Gestão e Marketing Esportivo
RIO 2016. CIDADE OLÍMPICA QUE NÃO TEM ESPORTES OLÍMPICOS
Hoje o Rio de Janeiro ainda é uma cidade despreparada, do ponto de vista esportivo, para absorver o legado da olimpíada. Não há competições esportivas fortes o suficiente para atrair um publico que sustente a utilização das futuras instalações esportivas. A nossa sorte é que ainda restam 6 anos para que se implemente uma gestão esportiva com foco no longo prazo e que esta ausência seja sanada. Vejamos alguns exemplos:
No Basquete o estado do Rio possui apenas o Flamengo, como representante na NBB, principal campeonato da modalidade no país. Na última temporada a equipe rubro-negra tornou-se campeã, levando até 8.500 pagantes no último jogo disputado na Arena HSBC. Entretanto, ao longo da competição o clube, considerado como sendo de maior torcida do país, teve uma média de público de, aproximadamente, 1.200 torcedores, nos jogos em casa (Fonte: http://www.flabasquete.com/). Apenas para registro o Flamengo mandou os seus jogos em dois locais diferentes, além do HSBC Arena, jogou no Tijuca Tênis Clube e no Maracanãzinho. Logicamente que com números tão modestos o clube não conseguiu ter lucro referente a bilheteria.
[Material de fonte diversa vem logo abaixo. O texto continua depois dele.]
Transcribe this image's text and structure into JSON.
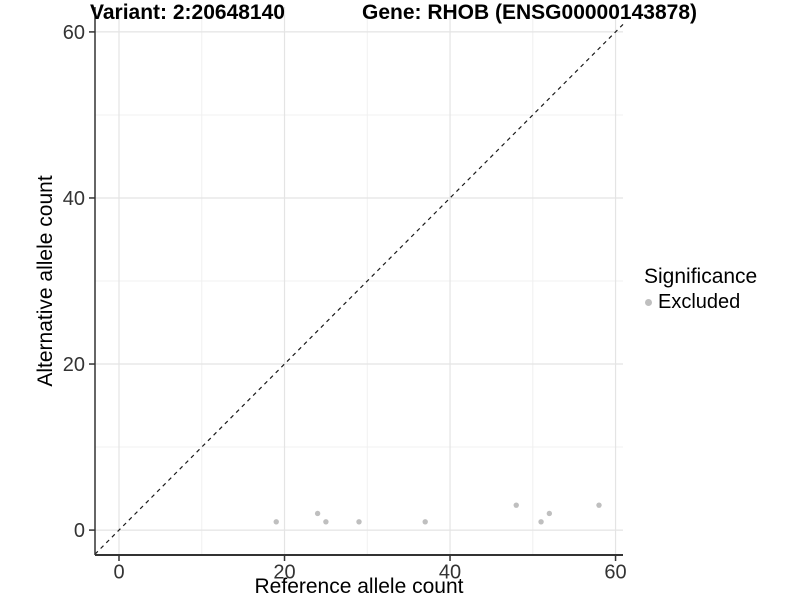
{
  "header": {
    "variant_title": "Variant: 2:20648140",
    "gene_title": "Gene: RHOB (ENSG00000143878)"
  },
  "legend": {
    "title": "Significance",
    "items": [
      {
        "label": "Excluded",
        "color": "#bfbfbf"
      }
    ]
  },
  "chart_data": {
    "type": "scatter",
    "xlabel": "Reference allele count",
    "ylabel": "Alternative allele count",
    "x_domain": [
      -2.9,
      60.9
    ],
    "y_domain": [
      -3,
      63
    ],
    "x_breaks": [
      0,
      20,
      40,
      60
    ],
    "y_breaks": [
      0,
      20,
      40,
      60
    ],
    "x_minor_breaks": [
      10,
      30,
      50
    ],
    "y_minor_breaks": [
      10,
      30,
      50
    ],
    "identity_line": {
      "style": "dashed",
      "slope": 1,
      "intercept": 0
    },
    "series": [
      {
        "name": "Excluded",
        "color": "#bfbfbf",
        "points": [
          [
            19,
            1
          ],
          [
            24,
            2
          ],
          [
            25,
            1
          ],
          [
            29,
            1
          ],
          [
            37,
            1
          ],
          [
            48,
            3
          ],
          [
            51,
            1
          ],
          [
            52,
            2
          ],
          [
            58,
            3
          ]
        ]
      }
    ],
    "colors": {
      "grid_major": "#e4e4e4",
      "grid_minor": "#f0f0f0",
      "axis_line": "#333333",
      "tick": "#333333",
      "tick_label": "#333333",
      "axis_title": "#000000",
      "identity_line": "#1a1a1a",
      "background": "#ffffff"
    }
  }
}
Na Superliga de vôlei o estado está “melhor” representado. Unilever e Macaé Sports jogam no feminino e Volta Redonda representa o Rio no masculino. Entretanto, a unica equipe da capital, comandada pelo Bernardinho, realmente briga por título. As outras duas são do interior do estado e fazem um trabalho que precisa de maior investimento e profissionalismo. Outro ponto importante é que a equipe da Unilever tentou mandar alguns jogos no Maracanãzinho, mas as partidas não apresentaram um bom público, causando o retorno desta para o modesto ginásio do Tijuca Tênis Clube.
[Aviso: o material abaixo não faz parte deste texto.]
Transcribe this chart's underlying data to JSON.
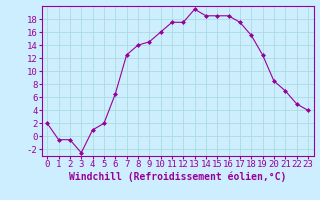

Fica a clara evidência de que os esportes olímpicos no Rio de Janeiro não são fortes o suficiente para fazer valer a utilização de um Maracanãzinho ou uma Arena HSBC, ou Arena Multiuso, dois legados dos jogos pan-americanos e que são sub-utilizados. As federações e as equipes locais precisam começar agora a fazer um planejamento estratégico a longo prazo, visando fomentar equipes fortes e, por consequência, proporcionando competições locais mais atrativas, para que, por fim, o público demonstre interesse em acompanhar os jogos, gerando retorno para as instalações esportivas que a cidade terá como legado, após a realização dos jogos olímpicos de 2016.
| Este artigo foi escrito por Savio Sousa em 15/03/2010 às 6:02, e está arquivado em Gestão Esportiva. Siga quaisquer respostas a este artigo através do RSS 2.0. Você pode deixar uma resposta ou fazer um trackback do seu próprio site. |







há 1 ano atrás
É uma verdade que, apesar de ser negativa, trará soluções no futuro. O mesmo problema se repete em Minas Gerais, apesar de BH não ser a cidade sede, o esporte olímpico por aqui fica concetrado em apenas um clube, Minas Tênis Clube (MTC). As cidades do interior estão crescendo mas nada se compara a grandeza do MTC.
O que é necessário agora é desenvolver políticas que fomentem a criação de novas equipes e um alicerce para mantê-las, atraindo empresas dispostas a investir no esporte, e o público.
há 1 ano atrás
Concordamos em gênero, número e grau Saulo.
Aliás, queremos fazer do Laboratório um espaço para debater, pesquisar, desenvolver e testar iniciativas neste sentido. Por exemplo, através da Liga Rio Vôlei, parceira do Labe, estamos pesquisando e testando formas sustentáveis de desenvolver o esporte.